Clark University's website has featured an alumni and donation information page in some form for over twenty years. The most recent version of this, called ClarkConnect, combines all of the above with the ability to make online donations. However, ClarkConnect current page is now outdated, and looks horrible on mobile. This project is a re-design of the onlinedonation forms from a mobile first perspective, completed as a project for Springboard's UX Design Workshop.
Problems of current pages:
The ClarkConnect site aims to keep connections to alumni and attract more people to contribute to the university. The current website is not able to reach the marketing goal. Even though the whole site contains lots of valuable information, the home page doesn’t open doors or provides routs to those topics. It is hard for users to find information they want from this site. The donate form is outdated and hard to use as well.
This redesigning project contained multiple small parts. I organized these parts as tasks, and fit them into design approaches. The two columns on the left are design tools and approaches, they will be checked if they are related to the task.
Tasks
Approaches
Approaches | Home Page | Sitemap | Give Form | |
---|---|---|---|---|
User Research | Interview and survey | ✓ | ✓ | |
Peer school donate form comparison | ✓ | |||
Empathy map and persona | ✓ | ✓ | ✓ | |
MVP and user stories | ✓ | ✓ | ✓ | |
Information Architecture | Card sorting | ✓ | ||
Sitemap | ✓ | |||
User flow | ✓ | ✓ | ||
Visual Design | Wireframe | ✓ | ✓ | |
Style guide | ✓ | ✓ | ||
Prototype | ✓ | ✓ | ||
Usability Testing | ✓ |
User research helped me to define who are the users, understand their feeling and attitude of making donations and ideally find the motivations behind their behaviors. In addition, it also helped me to find flaws of the current website and potential ways to fix them.

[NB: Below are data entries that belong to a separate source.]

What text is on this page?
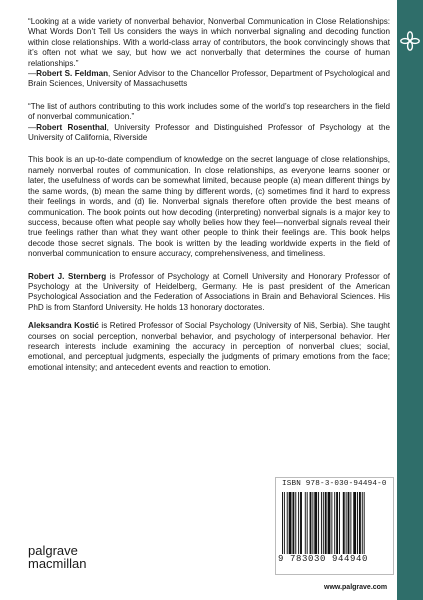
“Looking at a wide variety of nonverbal behavior, Nonverbal Communication in Close Relationships: What Words Don’t Tell Us considers the ways in which nonverbal signaling and decoding function within close relationships. With a world-class array of contributors, the book convincingly shows that it’s often not what we say, but how we act nonverbally that determines the course of human relationships.”

—Robert S. Feldman, Senior Advisor to the Chancellor Professor, Department of Psychological and Brain Sciences, University of Massachusetts

“The list of authors contributing to this work includes some of the world’s top researchers in the field of nonverbal communication.”

—Robert Rosenthal, University Professor and Distinguished Professor of Psychology at the University of California, Riverside

This book is an up-to-date compendium of knowledge on the secret language of close relationships, namely nonverbal routes of communication. In close relationships, as everyone learns sooner or later, the usefulness of words can be somewhat limited, because people (a) mean different things by the same words, (b) mean the same thing by different words, (c) sometimes find it hard to express their feelings in words, and (d) lie. Nonverbal signals therefore often provide the best means of communication. The book points out how decoding (interpreting) nonverbal signals is a major key to success, because often what people say wholly belies how they feel—nonverbal signals reveal their true feelings rather than what they want other people to think their feelings are. This book helps decode those secret signals. The book is written by the leading worldwide experts in the field of nonverbal communication to ensure accuracy, comprehensiveness, and timeliness.

Robert J. Sternberg is Professor of Psychology at Cornell University and Honorary Professor of Psychology at the University of Heidelberg, Germany. He is past president of the American Psychological Association and the Federation of Associations in Brain and Behavioral Sciences. His PhD is from Stanford University. He holds 13 honorary doctorates.

Aleksandra Kostić is Retired Professor of Social Psychology (University of Niš, Serbia). She taught courses on social perception, nonverbal behavior, and psychology of interpersonal behavior. Her research interests include examining the accuracy in perception of nonverbal clues; social, emotional, and perceptual judgments, especially the judgments of primary emotions from the face; emotional intensity; and antecedent events and reaction to emotion.

ISBN 978-3-030-94494-0
9 783030 944940
palgrave
macmillan
www.palgrave.com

From interviews and surveys I got my first-hand information. My goal was to:
There were around 30 people participated in the survey and 5 people involved in the personal interview. The research helped me clarify the target users. I created the empathy map and two personas based on their age range, life status, current goals and their connections to the university.
I also created user stories to keep wireframes and visual design focused on user needs. This chart not only includes two types of donors but also specifies their needs at different stages.
Want to know more about the user research result? Here are the shortcuts to each part:
Interview & Survey Report » Competitor Analysis » Empathy Map & Persona » MVP & User Stories »
IA is for the sitemap. As it mentioned above, the current website has abundant information but hard for people to spot. Reorganize IA will be the solution. This part, I invited 3 participants for card sorting and created the sitemap afterwards.
In the card sorting, the logic behind everyone’s categorizing is different, which lead to 3 complete different final results. I put their sorting data in the spreadsheet and eventually built a sitemap. Ideally, I should have shown my sitemap to the 3 participants and tested if they could find certain information on the map, but with the tight timeline I did not complete this iteration.
Let’s take one step back. with the help of the user story above, I built the user flow (up-right picture). This flow starts with the potential donors accessing the donate form from different sources. They will go through the form and experience login info match, auto fill, info confirming and subscribing the newsletter. People who got newsletter would get more chance to donate again next time.
I started with low-fidelity sketches and worked up to high-fidelity wireframes. I then create the prototype and put it into InVision for usability testing.
This style guide includes a color palette, typography and button styles for my proposed redesign.
Usability tests were conducted in-person with 5 Clark alumni. From the test and feedback, I categorized problems from deadly to dispensable and improved the prototype.
This project focused on a small but important aspect of the ClarkConnect website, the online donation form UI, but in the process also revealed many new ideas that could be incorporated into the overall UX for alumni and friends. Based on the data collected so far, my top 3 recommendations for the site would include:
What would I do differently on the next project?
There is no "standard" process for UX design. Picking the best approaches and increasing efficiency is the crucial work before starting. I was learning while building the project at the same time, so I tried to include as much what I learned as possible. After finishing it, I realize that I put too much time on empathy map, persona, MVP and user stories, especially comparing to the result that the card sorting gets.
If I was going to work on this project again, I would compress my time for empathy map, persona and user stories, skip MVP and put more time on card sorting and sitemap building. After all, it is a big site with 50-60 pages, and card sorting gives you a good sense of how to organize the site. From card sorting I found new insights from people, as well as techniques of how to deal with data. It was one of the fun part of this project.